The Galileo Project: The US Search For Extraterrestrial Life Explained

When a rocky, cigar-shaped object about a quarter-mile long and highly elongated was discovered speeding through the solar system in October 2017, wild conjecture ensued. Was it a comet, an asteroid, or an alien spaceship (or part of one)? Could it be extraterrestrial space junk from a solar system far away? Most scientists believe the visitor, named 'Oumuamua, Hawaiian for "scout," after its discovery by the University of Hawaii's Pan-STARRS1 telescope (via NASA), was a comet or asteroid from another star, but Harvard University theoretical physicist Avi Loeb disagreed (via Science).

Loeb believed the first known interstellar object could be some sort of alien technology. Researchers tracking it saw that it varied in brightness by a factor of 10, unlike any known comet or asteroid in the solar system, and they observed it accelerating as it spun on its axis every seven hours.

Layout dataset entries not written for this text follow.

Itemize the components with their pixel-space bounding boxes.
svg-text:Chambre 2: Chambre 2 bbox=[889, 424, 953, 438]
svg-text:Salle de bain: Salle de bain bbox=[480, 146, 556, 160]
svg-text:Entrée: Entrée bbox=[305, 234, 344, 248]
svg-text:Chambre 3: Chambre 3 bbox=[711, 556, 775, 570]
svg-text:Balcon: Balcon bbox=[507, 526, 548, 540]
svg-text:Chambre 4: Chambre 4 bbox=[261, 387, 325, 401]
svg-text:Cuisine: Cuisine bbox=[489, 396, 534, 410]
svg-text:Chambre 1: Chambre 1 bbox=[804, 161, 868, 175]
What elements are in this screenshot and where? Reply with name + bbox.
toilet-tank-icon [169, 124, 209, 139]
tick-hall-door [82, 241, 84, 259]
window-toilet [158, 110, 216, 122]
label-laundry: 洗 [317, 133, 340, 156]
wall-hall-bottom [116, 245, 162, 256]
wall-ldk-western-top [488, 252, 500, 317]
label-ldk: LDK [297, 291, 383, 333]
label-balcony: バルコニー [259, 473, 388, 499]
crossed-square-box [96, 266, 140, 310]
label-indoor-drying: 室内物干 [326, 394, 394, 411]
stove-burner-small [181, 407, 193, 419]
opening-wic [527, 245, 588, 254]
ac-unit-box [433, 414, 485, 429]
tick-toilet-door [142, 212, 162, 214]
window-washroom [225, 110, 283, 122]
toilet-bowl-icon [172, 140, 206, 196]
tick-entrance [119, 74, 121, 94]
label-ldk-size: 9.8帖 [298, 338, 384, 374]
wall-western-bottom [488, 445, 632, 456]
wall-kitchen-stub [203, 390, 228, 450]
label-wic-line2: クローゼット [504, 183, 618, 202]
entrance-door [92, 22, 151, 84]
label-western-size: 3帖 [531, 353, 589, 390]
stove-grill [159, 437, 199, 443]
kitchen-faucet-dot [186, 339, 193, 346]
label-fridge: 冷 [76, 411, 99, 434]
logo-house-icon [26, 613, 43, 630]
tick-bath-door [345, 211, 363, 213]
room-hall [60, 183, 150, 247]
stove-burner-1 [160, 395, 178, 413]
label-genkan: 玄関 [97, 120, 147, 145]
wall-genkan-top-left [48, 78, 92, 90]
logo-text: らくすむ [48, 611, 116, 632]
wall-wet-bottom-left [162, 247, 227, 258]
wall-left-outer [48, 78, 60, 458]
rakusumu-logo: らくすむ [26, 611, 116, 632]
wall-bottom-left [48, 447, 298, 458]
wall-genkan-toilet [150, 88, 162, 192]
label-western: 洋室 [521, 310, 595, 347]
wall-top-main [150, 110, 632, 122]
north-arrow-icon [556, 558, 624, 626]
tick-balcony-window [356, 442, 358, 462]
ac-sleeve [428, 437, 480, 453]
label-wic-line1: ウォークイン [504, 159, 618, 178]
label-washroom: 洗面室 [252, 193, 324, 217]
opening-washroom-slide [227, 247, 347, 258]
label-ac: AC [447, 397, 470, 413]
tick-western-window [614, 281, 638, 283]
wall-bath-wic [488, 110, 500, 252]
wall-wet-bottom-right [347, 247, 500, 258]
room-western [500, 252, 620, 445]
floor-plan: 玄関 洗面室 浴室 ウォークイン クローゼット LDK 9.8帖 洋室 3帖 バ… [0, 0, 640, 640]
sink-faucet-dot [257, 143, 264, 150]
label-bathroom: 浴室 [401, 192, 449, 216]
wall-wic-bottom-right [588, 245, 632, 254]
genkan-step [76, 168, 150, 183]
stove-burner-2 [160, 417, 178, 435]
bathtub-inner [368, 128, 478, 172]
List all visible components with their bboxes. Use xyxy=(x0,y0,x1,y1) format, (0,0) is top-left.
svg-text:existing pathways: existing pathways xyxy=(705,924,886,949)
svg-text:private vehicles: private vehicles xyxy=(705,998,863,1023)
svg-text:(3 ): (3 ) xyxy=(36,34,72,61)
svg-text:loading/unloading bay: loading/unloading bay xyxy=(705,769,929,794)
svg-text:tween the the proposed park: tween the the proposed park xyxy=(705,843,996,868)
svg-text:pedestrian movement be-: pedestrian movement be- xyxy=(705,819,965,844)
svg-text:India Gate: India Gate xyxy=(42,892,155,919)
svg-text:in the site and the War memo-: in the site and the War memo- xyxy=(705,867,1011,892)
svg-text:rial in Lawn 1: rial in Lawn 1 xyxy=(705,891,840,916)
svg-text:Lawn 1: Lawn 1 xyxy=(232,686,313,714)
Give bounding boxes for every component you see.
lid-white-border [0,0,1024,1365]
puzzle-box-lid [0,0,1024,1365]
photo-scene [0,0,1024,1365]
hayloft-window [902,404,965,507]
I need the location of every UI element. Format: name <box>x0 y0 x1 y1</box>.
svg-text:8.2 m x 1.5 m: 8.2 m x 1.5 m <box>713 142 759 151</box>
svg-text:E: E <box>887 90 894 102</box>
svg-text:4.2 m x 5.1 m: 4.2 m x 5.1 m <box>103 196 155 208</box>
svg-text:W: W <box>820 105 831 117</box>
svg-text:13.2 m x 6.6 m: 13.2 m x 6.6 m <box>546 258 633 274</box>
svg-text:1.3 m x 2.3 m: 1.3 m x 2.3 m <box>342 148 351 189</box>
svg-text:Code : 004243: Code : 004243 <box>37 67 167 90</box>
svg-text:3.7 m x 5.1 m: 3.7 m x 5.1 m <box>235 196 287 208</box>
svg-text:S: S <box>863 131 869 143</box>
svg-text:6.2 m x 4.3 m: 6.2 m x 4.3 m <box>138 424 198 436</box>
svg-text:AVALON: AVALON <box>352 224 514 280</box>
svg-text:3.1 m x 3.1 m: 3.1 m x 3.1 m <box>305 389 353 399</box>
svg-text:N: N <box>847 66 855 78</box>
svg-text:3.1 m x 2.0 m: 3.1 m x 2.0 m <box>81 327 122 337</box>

What the Galileo Project entails

Now Harvard and Loeb have launched the Galileo Project to search for similar objects by using new and existing survey telescopes (via Harvard). Loeb said the project will use "Artificial Intelligence/Deep Learning (AI/DL) and algorithmic approaches," to separate birds, balloons, or drones from manmade satellites or alien spacecraft that are surveying the planet. Galileo will also try to identify space objects much earlier than when the mysterious 'Oumuamua was found. Scientists only had two months before it moved beyond Earth's telescopes.

The program, which was funded by four wealthy investors who donated $1.75 million, according to Science, will also work on creating a future "launch-ready space mission to image unusual interstellar objects such as 'Oumuamua," in conjunction with other space agencies or private ventures, according to Loeb. But the Galileo Project is just the latest of many searches for extraterrestrial intelligence (SETI) in the universe, both further away and closer to home.

The European Space Agency hopes to launch a Comet Interceptor mission by 2028 and the U.S. government recently released a report on Unidentified Aerial Phenomena, or UAPs, formerly known as Unidentified Flying Objects, or UFOs. The report concluded that unknown flying objects encountered by Navy pilots were not alien spacecraft, although they still can't explain what they were (via The New York Times).